The possible seizure and use of radioactive material was reported in Dabiq, an Islamic State sponsored English-language magazine. The claims were assessed by Australian Defense and Intelligence officials and brought to the attention of NATO.
“We share the same concern as our Australian defense officials and regional partners and will continue to use our intelligence resources to remain vigilant of any activity and indicators of this violent extremist organization’s intent to employ such weapons,” Cmdr. Smith continued.
The creation and use of a dirty bomb would certainly fit the pattern of terror already established by IS. It would also, unfortunately, endanger many more innocent lives than the Islamic State has been able to threaten up to this point. Terrorist acts are terrorist acts, but there is a difference between killing twenty Christians by cutting off their heads and murdering hundreds and causing radiation problems and illness to thousands of random people.

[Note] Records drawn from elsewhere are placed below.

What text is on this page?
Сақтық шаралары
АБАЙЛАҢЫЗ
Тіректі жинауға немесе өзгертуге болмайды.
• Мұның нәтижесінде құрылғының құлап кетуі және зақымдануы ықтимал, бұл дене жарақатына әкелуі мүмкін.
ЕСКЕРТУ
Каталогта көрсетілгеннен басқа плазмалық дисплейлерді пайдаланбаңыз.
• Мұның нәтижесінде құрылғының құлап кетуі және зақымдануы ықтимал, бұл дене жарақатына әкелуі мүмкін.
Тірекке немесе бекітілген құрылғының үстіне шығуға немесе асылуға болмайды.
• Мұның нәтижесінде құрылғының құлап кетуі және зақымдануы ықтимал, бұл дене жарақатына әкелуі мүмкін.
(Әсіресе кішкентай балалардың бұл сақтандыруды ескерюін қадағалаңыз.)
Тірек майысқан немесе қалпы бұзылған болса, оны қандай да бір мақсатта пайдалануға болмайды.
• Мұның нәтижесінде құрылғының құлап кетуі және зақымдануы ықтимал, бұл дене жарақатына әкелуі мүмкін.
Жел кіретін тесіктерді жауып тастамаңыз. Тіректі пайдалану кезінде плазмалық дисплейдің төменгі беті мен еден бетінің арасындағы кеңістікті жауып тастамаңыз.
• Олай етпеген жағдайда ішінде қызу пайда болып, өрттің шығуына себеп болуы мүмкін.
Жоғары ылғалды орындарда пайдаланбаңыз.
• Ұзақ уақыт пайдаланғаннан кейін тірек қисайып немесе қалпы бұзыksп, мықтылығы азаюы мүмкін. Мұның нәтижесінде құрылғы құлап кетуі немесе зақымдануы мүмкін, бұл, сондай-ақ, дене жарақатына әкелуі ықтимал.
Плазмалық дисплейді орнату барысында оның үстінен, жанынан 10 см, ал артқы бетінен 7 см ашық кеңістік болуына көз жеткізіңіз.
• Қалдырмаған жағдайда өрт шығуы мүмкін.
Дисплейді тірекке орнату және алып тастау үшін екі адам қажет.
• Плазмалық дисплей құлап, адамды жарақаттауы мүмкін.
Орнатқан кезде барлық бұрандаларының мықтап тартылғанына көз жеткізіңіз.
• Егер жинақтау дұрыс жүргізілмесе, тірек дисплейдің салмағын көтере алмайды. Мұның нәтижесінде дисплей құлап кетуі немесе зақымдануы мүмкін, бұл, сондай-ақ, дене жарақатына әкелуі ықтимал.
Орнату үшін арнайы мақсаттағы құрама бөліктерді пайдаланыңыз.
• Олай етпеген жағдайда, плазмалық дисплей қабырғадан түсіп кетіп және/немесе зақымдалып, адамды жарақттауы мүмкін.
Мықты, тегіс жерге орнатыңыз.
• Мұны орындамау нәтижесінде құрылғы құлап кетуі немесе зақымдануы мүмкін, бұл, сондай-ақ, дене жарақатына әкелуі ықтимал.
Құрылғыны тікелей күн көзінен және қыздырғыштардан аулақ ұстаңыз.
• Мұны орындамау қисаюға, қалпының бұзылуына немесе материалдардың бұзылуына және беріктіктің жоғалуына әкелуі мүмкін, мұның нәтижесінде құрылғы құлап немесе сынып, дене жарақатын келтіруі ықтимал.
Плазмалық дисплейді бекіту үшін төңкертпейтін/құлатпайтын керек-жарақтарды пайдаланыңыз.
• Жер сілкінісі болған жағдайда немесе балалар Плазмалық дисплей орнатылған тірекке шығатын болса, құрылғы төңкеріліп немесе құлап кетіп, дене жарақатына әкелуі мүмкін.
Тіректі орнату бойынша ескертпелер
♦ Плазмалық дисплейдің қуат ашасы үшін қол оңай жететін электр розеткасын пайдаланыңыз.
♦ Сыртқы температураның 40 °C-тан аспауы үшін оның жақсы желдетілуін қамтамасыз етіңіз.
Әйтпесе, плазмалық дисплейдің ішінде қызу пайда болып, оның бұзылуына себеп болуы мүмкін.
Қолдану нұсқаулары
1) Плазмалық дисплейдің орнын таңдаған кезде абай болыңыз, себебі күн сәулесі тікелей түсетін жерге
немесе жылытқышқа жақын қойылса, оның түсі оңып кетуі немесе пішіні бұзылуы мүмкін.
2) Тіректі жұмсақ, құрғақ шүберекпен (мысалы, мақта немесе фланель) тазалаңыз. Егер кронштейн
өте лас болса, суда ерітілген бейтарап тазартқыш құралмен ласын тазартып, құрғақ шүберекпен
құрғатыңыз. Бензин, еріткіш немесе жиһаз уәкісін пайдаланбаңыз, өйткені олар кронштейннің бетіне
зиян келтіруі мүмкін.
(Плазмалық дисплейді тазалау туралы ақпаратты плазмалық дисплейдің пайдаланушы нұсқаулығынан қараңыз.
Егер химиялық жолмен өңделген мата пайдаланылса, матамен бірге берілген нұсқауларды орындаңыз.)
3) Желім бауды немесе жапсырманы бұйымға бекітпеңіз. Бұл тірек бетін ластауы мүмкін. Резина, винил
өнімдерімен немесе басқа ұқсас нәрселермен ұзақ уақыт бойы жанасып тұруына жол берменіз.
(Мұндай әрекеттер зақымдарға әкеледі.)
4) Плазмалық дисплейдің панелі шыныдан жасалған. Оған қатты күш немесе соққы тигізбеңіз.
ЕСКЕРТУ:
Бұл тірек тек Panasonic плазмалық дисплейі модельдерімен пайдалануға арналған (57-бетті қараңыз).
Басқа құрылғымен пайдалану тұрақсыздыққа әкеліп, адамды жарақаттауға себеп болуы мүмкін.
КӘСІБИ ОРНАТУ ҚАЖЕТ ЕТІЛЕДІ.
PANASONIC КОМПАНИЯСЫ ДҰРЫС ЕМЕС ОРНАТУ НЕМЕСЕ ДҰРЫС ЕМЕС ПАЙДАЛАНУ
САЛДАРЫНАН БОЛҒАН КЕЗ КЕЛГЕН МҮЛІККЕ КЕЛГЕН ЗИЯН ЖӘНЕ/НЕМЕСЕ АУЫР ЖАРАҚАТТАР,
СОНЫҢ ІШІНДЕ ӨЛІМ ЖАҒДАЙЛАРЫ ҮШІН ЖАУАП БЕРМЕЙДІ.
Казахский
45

“The intent of a dirty bomb is to cause panic with the fear of the radioactivity,” said Matthew Bunn, a professor at the Belfer Center for Science and International Affairs at Harvard University. “But that may be more difficult to do if governments can quickly confirm that the amount of radioactivity involved is not a threat to anybody (even though) that in itself is problematic when there’s so much distrust on the subject of radiation risks.”
Although not nuclear weapons in the strictest sense, dirty bombs are fairly simple to construct if you have access to radioactive material. As a terror weapon, they are very effective because the damage continues after the initial explosion is over.
This capability means that the Islamic State will need to be opposed, not just contained. The potential for using a dirty bomb in the surrounding states or in a terrorist scheme in a Western country makes the Islamic State a problem that airstrikes won’t solve.